To mój punkt widzenia, wyraziłem się jasno („Z mojej strony dziękuję moim przodkom...) i nie mam w zwyczaju wypowiadać się w imieniu innych ani w kategoriach absolutnych, ale nie dlatego „byłoby to czysto subiektywne. Podałem elementy obiektywne wbrew Twoim twierdzeniom.


Jeśli to twój punkt widzenia, to jest on nieco subiektywny, prawda? przypomnienie prywatną: odnoszące się do myślącego podmiotu.
Osobiście zgadzam się z Tobą w 98%, ale jeśli przyjmę jakiś punkt widzenia, to już w ogóle się z nim nie zgadzam, kwestia metodologii.

Wierzę, że ludzie starają się rozwiązać swoje problemy, że częściowo im się to udaje, dlatego kontynuują i że to właśnie nazywamy postępem. Jeśli człowiek wynalazł rolnictwo, to dlatego, że łowiectwo i rybołówstwo były problematyczne.


Historycznie rzecz biorąc, dominującymi modelami zawsze były te, które pozwalały na maksymalizację rozpraszania energii, kwestia rozwiązywania problemów jest w rzeczywistości kwestią drugorzędną.
Łowiectwo i rybołówstwo są nadal bardzo, bardzo szeroko praktykowane i nie stanowią większego problemu niż rolnictwo czy hodowla, czego dowodem jest.
najstarsze społeczeństwa (a więc najbardziej stabilne) nadal ją praktykują i zapewne będą ją praktykować jeszcze długo, jeśli postęp w niszczeniu środowisk nie będzie zbyt duży.
W przypadku upadku można śmiało założyć, że jego metody szybko powrócą na pierwszy plan.
Rolnictwo i hodowla zwierząt to raczej kulminacja know-how w środowisku, które się do tego nadaje, jest to przede wszystkim proces maksymalizacji.



Słodcy marzyciele mają nadzieję zmienić społeczeństwo bez zmiany człowieka lub że poprawi się on w wyniku działania społeczeństwa. Być może marginalnie, ale przypominam, że miało to miejsce już w epoce Oświecenia, gdzie edukacja ludzi stała się priorytetem.

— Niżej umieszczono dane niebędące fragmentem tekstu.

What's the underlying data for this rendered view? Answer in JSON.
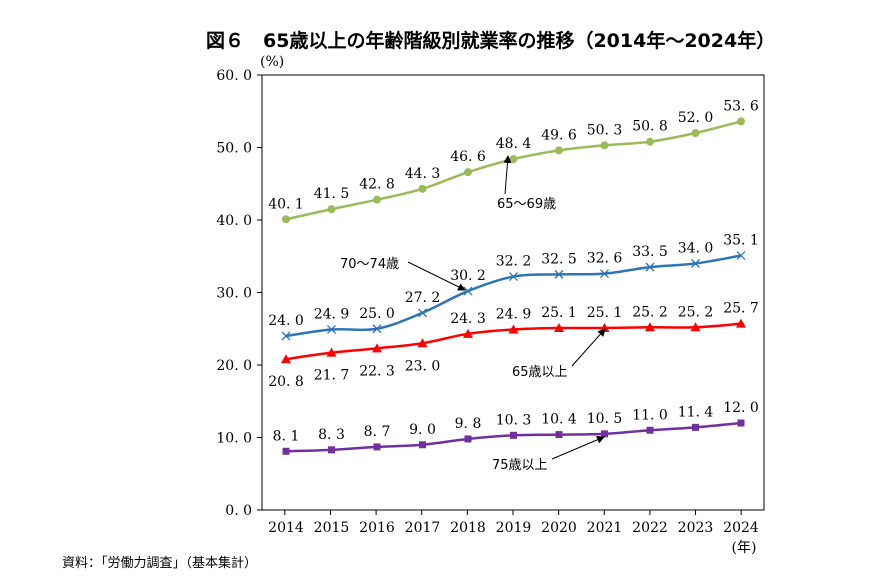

Delikatni marzyciele, którzy chcą zmienić naturę człowieka, to moim zdaniem: znacznie bardziej niebezpieczne...Raymond Kurzweil Wiesz, że?

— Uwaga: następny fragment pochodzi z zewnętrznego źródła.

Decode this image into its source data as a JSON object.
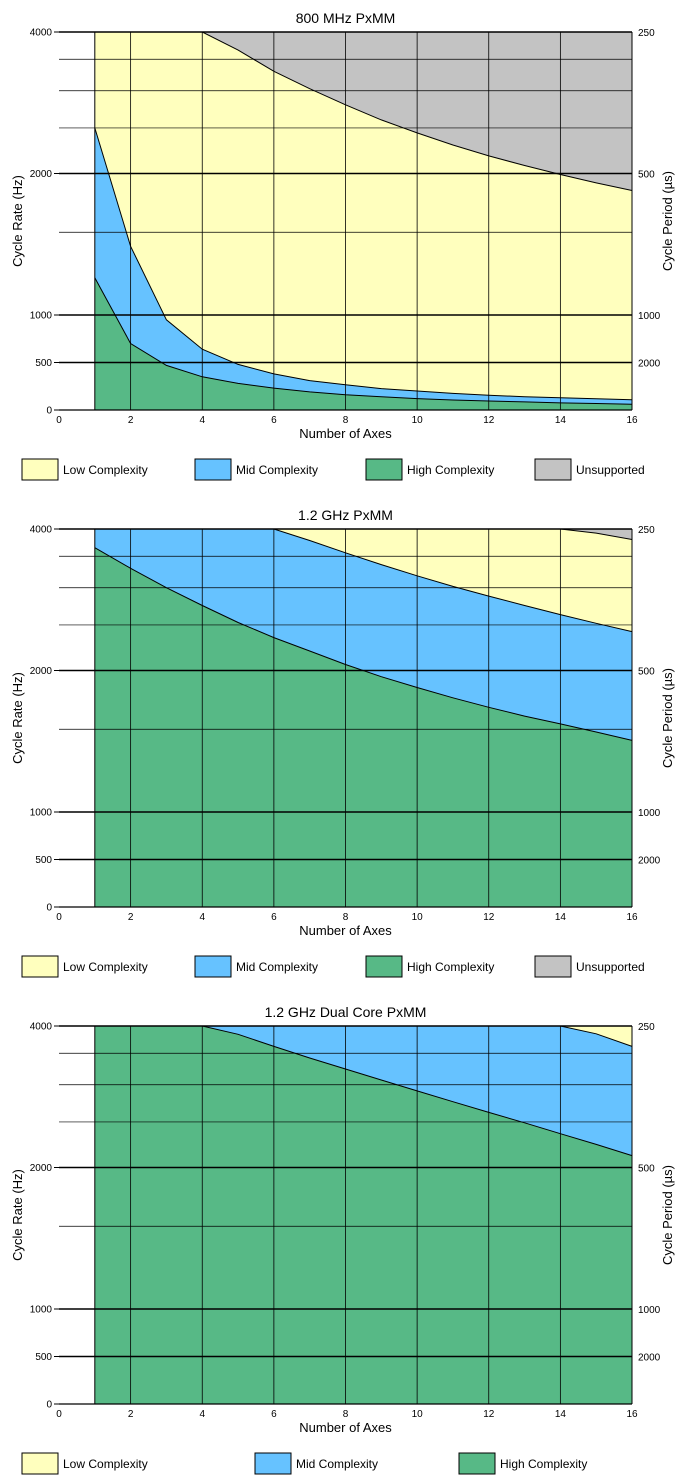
{
  "chart_data": [
    {
      "type": "area",
      "title": "800 MHz PxMM",
      "xlabel": "Number of Axes",
      "ylabel": "Cycle Rate (Hz)",
      "y2label": "Cycle Period (µs)",
      "xlim": [
        0,
        16
      ],
      "xticks": [
        "0",
        "2",
        "4",
        "6",
        "8",
        "10",
        "12",
        "14",
        "16"
      ],
      "yticks": [
        "0",
        "500",
        "1000",
        "2000",
        "4000"
      ],
      "y2ticks": [
        "250",
        "500",
        "1000",
        "2000"
      ],
      "grid": true,
      "background_region": "Low Complexity",
      "legend_placement": "bottom",
      "legend": [
        "Low Complexity",
        "Mid Complexity",
        "High Complexity",
        "Unsupported"
      ],
      "colors": {
        "Low Complexity": "#ffffbe",
        "Mid Complexity": "#66c2ff",
        "High Complexity": "#57b986",
        "Unsupported": "#c3c3c3"
      },
      "x": [
        1,
        2,
        3,
        4,
        5,
        6,
        7,
        8,
        9,
        10,
        11,
        12,
        13,
        14,
        15,
        16
      ],
      "series": [
        {
          "name": "High Complexity",
          "values": [
            1200,
            700,
            470,
            350,
            280,
            230,
            190,
            160,
            140,
            120,
            105,
            95,
            85,
            75,
            68,
            60
          ]
        },
        {
          "name": "Mid Complexity",
          "values": [
            2500,
            1400,
            950,
            640,
            480,
            380,
            310,
            265,
            225,
            200,
            175,
            155,
            140,
            128,
            118,
            108
          ]
        },
        {
          "name": "Unsupported",
          "values": [
            4000,
            4000,
            4000,
            4000,
            3660,
            3300,
            3030,
            2800,
            2600,
            2440,
            2300,
            2180,
            2080,
            1990,
            1910,
            1840
          ]
        }
      ]
    },
    {
      "type": "area",
      "title": "1.2 GHz PxMM",
      "xlabel": "Number of Axes",
      "ylabel": "Cycle Rate (Hz)",
      "y2label": "Cycle Period (µs)",
      "xlim": [
        0,
        16
      ],
      "xticks": [
        "0",
        "2",
        "4",
        "6",
        "8",
        "10",
        "12",
        "14",
        "16"
      ],
      "yticks": [
        "0",
        "500",
        "1000",
        "2000",
        "4000"
      ],
      "y2ticks": [
        "250",
        "500",
        "1000",
        "2000"
      ],
      "grid": true,
      "background_region": "Low Complexity",
      "legend_placement": "bottom",
      "legend": [
        "Low Complexity",
        "Mid Complexity",
        "High Complexity",
        "Unsupported"
      ],
      "colors": {
        "Low Complexity": "#ffffbe",
        "Mid Complexity": "#66c2ff",
        "High Complexity": "#57b986",
        "Unsupported": "#c3c3c3"
      },
      "x": [
        1,
        2,
        3,
        4,
        5,
        6,
        7,
        8,
        9,
        10,
        11,
        12,
        13,
        14,
        15,
        16
      ],
      "series": [
        {
          "name": "High Complexity",
          "values": [
            3650,
            3300,
            3000,
            2750,
            2530,
            2350,
            2200,
            2060,
            1940,
            1840,
            1750,
            1670,
            1600,
            1540,
            1480,
            1420
          ]
        },
        {
          "name": "Mid Complexity",
          "values": [
            4000,
            4000,
            4000,
            4000,
            4000,
            4000,
            3780,
            3560,
            3360,
            3180,
            3020,
            2880,
            2750,
            2630,
            2520,
            2420
          ]
        },
        {
          "name": "Unsupported",
          "values": [
            4000,
            4000,
            4000,
            4000,
            4000,
            4000,
            4000,
            4000,
            4000,
            4000,
            4000,
            4000,
            4000,
            4000,
            3920,
            3800
          ]
        }
      ]
    },
    {
      "type": "area",
      "title": "1.2 GHz Dual Core PxMM",
      "xlabel": "Number of Axes",
      "ylabel": "Cycle Rate (Hz)",
      "y2label": "Cycle Period (µs)",
      "xlim": [
        0,
        16
      ],
      "xticks": [
        "0",
        "2",
        "4",
        "6",
        "8",
        "10",
        "12",
        "14",
        "16"
      ],
      "yticks": [
        "0",
        "500",
        "1000",
        "2000",
        "4000"
      ],
      "y2ticks": [
        "250",
        "500",
        "1000",
        "2000"
      ],
      "grid": true,
      "background_region": "Low Complexity",
      "legend_placement": "bottom",
      "legend": [
        "Low Complexity",
        "Mid Complexity",
        "High Complexity"
      ],
      "colors": {
        "Low Complexity": "#ffffbe",
        "Mid Complexity": "#66c2ff",
        "High Complexity": "#57b986"
      },
      "x": [
        1,
        2,
        3,
        4,
        5,
        6,
        7,
        8,
        9,
        10,
        11,
        12,
        13,
        14,
        15,
        16
      ],
      "series": [
        {
          "name": "High Complexity",
          "values": [
            4000,
            4000,
            4000,
            4000,
            3840,
            3620,
            3420,
            3240,
            3070,
            2910,
            2760,
            2620,
            2490,
            2360,
            2240,
            2120
          ]
        },
        {
          "name": "Mid Complexity",
          "values": [
            4000,
            4000,
            4000,
            4000,
            4000,
            4000,
            4000,
            4000,
            4000,
            4000,
            4000,
            4000,
            4000,
            4000,
            3850,
            3620
          ]
        }
      ]
    }
  ]
}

Przyznaję jednak, że ideolodzy stanowią zagrożenie, dlatego ludzkość, jeśli chce przetrwać, musi zintegrować w sobie metodologię rozumienia rzeczywistości opartą na naukach przyrodniczych.
Dlatego też, uświadomiwszy sobie działające determinizmy, ludzkość mogłaby znacznie ograniczyć powodowane przez siebie zaburzenia.
Taki system nie byłby oczywiście doskonały, ale pozwoliłby uniknąć najgorszego.

Zawód Nostradamusa.


Nie, to przede wszystkim kwestia filozoficzno-naukowa, warto przeczytać książkę pt L. Woltjer na ten temat ... Roll:
1 x
„Inżynieria czasami polega na wiedzy, kiedy przestać” Charles De Gaulle.
Avatar de l'utilisateur
Exnihiloest
Econologue ekspertem
Econologue ekspertem
Wiadomości: 5365
Rejestracja: 21/04/15, 17:57
x 660

Re: Jutro wszyscy bezrobotni?




przez Exnihiloest » 20/06/17, 13:09

Janic napisał:...Jednak co roku badano wzrok wszystkich dzieci, u większości badanych dzieci nie stwierdzając wad wzroku.
...

Więc. Albo dlatego, że ich nie wykryliśmy, albo częściej dlatego, że nie wiedzieliśmy, jak je poprawić, w przeszłości najmniej zamożni z natury musieli przez całe życie cierpieć nie tylko z powodu swoich słabości, ale także z powodu ludzkich żartów, niektórzy za zajęczą wargę, garb, powolność w pracy na skutek słabego wzroku, a nawet oskarżenie o obrazę Boga, bo skoro tacy byli, to na pewno dlatego, że ciężko zgrzeszyli, a epileptycy byli opętani przez diabeł...
Wiedza, nauka i technologia rozwiązują tego rodzaju problemy.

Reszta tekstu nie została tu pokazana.